Mankind Quotes

The general tendency of things throughout the world is to render mediocrity the ascendant power among mankind.

John Stuart Mill

The question of armaments, whether on land or sea, is the most immediately and intensely practical question connected with the future fortunes of nations and of mankind.

Woodrow Wilson

The release of atom power has changed everything except our way of thinking... the solution to this problem lies in the heart of mankind. If only I had known, I should have become a watchmaker.

Albert Einstein

As records of courts and justice are admissible, it can easily be proved that powerful and malevolent magicians once existed and were a scourge to mankind. The evidence (including confession) upon which certain women were convicted of witchcraft and executed was without a flaw; it is still unimpeachable. The judges' decisions based on it were sound in logic and in law. Nothing in any existing court was ever more thoroughly proved than the charges of witchcraft and sorcery for which so many suffered death. If there were no witches, human testimony and human reason are alike destitute of value.

Ambrose Bierce

It is my view that the vegetarian manner of living, by its purely physical effect on the human temperament, would most beneficially influence the lot of mankind.

Albert Einstein

If you were to destroy the belief in immortality in mankind, not only love but every living force on which the continuation of all life in the world depended, would dry up at once.

Fyodor Dostoevsky

Non-violence is the greatest force at the disposal of mankind. It is mightier than the mightiest weapon of destruction devised by the ingenuity of man.

Mohandas Gandhi

All mankind is divided into three classes: those that are immovable, those that are movable, and those that move.

Arabian Proverb

The measure of a man’s humanity is the extent and intensity of his love for mankind.

Ashley Montagu

The French philosopher Charron was one of the men least demoralised by party spirit, and least blinded by zeal for a cause. In a passage almost literally taken from St. Thomas, he describes our subordination under the law of nature, to which all legislation must conform; and he ascertains it not by the light of revealed religion, but by the voice of universal reason, through which God enlightens the consciences of men. Upon this foundation Grotius drew the lines of real political science. In gathering the materials of International law, he had to go beyond national treaties and denominational interests, for a principle embracing all mankind. The principles of law must stand, he said, even if we suppose that there is no God. By these inaccurate terms he meant that they must be found independently of Revelation. From that time it became possible to make politics a matter of principle and of conscience, so that men and nations differing in all other things could live in peace together, under the sanctions of a common law.

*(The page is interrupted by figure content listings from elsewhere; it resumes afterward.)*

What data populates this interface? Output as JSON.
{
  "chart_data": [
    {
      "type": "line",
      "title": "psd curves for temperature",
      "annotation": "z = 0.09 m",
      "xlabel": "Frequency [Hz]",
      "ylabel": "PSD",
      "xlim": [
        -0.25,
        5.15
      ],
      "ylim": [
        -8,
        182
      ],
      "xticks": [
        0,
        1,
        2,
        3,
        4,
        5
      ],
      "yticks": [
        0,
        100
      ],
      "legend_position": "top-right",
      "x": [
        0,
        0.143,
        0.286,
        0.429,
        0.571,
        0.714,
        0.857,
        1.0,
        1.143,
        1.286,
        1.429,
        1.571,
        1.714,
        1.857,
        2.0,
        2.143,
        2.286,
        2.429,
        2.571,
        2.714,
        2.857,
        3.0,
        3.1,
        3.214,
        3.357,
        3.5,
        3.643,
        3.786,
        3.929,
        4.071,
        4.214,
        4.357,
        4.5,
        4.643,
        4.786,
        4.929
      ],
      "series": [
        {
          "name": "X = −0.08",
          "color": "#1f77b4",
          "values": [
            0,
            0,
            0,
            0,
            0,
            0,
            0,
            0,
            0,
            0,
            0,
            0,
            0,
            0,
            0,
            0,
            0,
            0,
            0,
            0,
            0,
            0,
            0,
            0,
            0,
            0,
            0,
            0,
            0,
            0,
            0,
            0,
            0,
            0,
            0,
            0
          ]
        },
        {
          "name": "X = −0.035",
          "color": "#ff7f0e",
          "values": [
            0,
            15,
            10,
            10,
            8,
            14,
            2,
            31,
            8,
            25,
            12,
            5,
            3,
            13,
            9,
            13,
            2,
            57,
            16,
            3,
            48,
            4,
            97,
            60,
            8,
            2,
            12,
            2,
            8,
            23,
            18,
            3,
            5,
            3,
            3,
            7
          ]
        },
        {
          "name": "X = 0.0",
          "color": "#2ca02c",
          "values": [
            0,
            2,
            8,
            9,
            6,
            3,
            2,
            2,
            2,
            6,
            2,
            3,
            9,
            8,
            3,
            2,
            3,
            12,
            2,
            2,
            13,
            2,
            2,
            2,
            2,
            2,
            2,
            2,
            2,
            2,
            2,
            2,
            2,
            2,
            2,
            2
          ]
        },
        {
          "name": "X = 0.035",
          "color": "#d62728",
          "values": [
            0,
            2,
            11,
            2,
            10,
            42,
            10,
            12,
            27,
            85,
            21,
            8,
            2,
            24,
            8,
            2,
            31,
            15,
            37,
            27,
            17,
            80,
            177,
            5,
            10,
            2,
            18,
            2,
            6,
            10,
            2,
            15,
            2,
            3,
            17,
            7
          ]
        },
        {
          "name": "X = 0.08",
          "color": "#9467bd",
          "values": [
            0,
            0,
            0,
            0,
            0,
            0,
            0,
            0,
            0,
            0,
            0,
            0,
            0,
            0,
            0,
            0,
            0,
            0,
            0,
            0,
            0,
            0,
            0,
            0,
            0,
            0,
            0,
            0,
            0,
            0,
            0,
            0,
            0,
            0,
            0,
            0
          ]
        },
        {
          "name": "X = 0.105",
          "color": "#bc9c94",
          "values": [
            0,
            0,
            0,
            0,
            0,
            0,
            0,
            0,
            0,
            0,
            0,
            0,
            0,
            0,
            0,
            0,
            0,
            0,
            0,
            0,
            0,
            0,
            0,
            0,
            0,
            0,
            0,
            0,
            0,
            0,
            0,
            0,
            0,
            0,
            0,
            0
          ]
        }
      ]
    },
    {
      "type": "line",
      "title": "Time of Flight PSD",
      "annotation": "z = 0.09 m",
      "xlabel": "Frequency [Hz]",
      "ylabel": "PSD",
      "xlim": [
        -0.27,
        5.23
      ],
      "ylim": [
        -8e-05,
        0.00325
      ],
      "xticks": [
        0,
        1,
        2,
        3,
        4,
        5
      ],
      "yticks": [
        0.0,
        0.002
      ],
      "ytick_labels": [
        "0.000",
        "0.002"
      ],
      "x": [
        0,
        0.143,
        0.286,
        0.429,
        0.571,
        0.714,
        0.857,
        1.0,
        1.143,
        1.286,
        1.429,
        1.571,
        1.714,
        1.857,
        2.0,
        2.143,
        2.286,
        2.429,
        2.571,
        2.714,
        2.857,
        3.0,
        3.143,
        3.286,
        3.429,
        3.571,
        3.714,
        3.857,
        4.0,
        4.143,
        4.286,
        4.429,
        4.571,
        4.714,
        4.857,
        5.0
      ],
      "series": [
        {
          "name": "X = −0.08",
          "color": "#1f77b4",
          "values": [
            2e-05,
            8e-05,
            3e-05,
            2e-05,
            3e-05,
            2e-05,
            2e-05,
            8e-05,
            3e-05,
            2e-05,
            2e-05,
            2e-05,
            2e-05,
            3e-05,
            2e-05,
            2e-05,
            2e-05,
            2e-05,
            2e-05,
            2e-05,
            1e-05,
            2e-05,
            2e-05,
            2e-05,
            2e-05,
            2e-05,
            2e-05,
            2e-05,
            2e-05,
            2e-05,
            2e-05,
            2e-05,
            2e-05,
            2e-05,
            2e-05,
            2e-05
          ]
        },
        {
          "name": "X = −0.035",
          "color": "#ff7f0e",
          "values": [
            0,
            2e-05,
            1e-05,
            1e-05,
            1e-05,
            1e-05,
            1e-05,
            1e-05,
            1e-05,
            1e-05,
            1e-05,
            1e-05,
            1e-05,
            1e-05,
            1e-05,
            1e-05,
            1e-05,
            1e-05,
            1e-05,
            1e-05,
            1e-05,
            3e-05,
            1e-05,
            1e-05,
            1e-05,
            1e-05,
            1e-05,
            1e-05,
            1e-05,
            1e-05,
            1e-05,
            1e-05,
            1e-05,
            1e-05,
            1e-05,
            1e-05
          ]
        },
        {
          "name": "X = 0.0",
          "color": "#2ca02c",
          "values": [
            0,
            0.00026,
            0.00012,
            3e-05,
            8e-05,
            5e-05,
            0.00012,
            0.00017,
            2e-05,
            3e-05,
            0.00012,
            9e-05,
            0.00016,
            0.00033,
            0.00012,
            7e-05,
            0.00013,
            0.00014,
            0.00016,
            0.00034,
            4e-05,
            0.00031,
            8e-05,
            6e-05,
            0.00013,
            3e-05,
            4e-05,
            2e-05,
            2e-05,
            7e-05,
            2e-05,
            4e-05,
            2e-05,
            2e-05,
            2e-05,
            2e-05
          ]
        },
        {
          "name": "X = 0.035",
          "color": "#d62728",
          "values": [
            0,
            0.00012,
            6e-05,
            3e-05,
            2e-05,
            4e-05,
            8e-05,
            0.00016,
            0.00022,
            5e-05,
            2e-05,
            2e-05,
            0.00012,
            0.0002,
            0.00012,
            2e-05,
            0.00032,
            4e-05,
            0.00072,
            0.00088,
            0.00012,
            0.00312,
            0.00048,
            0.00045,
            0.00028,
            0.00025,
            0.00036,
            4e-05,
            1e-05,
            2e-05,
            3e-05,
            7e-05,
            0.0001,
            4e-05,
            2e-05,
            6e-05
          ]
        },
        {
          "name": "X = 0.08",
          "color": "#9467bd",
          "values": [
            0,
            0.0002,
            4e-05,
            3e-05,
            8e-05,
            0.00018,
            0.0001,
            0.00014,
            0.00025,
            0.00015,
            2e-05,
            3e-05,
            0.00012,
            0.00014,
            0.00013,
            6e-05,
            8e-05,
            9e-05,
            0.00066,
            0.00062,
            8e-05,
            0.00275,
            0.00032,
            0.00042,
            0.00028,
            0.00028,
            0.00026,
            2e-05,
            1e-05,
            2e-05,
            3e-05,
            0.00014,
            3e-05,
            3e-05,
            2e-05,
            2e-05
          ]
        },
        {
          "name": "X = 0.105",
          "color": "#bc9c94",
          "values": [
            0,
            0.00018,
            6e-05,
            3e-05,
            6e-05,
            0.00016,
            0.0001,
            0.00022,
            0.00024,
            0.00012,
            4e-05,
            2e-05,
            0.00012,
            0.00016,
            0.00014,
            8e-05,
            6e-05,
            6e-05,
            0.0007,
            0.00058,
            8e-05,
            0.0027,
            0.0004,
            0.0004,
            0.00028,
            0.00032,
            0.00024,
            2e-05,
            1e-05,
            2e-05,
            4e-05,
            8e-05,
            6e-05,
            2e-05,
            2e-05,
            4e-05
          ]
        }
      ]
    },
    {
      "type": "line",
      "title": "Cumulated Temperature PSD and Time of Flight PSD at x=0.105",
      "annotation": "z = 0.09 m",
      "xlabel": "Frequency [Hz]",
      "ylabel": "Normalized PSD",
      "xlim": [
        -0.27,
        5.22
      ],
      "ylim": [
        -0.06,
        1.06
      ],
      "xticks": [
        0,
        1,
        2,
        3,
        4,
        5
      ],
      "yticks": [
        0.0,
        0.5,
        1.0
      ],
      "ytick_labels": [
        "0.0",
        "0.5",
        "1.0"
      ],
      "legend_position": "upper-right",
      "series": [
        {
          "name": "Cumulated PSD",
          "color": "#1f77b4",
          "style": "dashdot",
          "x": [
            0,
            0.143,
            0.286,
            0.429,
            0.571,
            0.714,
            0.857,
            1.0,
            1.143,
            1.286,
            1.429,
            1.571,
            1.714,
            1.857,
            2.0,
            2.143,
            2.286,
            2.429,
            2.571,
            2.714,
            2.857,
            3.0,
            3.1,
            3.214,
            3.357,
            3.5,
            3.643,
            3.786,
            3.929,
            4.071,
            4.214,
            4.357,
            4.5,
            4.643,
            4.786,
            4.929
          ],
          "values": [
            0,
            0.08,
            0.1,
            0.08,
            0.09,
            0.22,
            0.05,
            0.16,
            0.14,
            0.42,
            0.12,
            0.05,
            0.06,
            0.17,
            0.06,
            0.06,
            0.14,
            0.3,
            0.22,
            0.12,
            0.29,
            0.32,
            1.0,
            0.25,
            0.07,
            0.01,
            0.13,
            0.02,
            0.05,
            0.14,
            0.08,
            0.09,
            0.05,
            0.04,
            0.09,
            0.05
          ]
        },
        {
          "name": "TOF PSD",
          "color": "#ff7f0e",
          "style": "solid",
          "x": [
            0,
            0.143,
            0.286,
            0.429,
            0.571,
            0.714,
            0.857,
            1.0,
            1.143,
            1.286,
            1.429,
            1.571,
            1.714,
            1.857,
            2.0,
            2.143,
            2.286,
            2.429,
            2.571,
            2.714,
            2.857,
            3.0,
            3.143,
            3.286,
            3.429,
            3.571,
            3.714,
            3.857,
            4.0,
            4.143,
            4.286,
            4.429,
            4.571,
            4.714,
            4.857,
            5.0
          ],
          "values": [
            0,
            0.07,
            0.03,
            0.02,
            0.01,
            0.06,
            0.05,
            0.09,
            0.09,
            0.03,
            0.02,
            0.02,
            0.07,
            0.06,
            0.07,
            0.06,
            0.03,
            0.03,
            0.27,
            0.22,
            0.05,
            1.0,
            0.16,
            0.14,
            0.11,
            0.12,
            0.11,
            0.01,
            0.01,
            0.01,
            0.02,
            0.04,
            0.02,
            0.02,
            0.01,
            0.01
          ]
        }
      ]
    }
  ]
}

John Dalberg-Acton, Lord Acton

Theological religion is the source of all imaginable follies and disturbances; it is the parent of fanaticism and civil discord; it is the enemy of mankind.

Voltaire

Until mankind can extend the circle of his compassion to include all living things, he will never, himself, know peace.

Albert Schweitzer

If people destroy something replaceable made by mankind, they are called vandals; if they destroy something irreplaceable made by God, they are called developers.

Joseph Wood Krutch

Mankind are governed more by their feelings than by reason.

Samuel Adams

There is no short and easy road, no magic cure for those ills which have afflicted mankind from the dawn of history.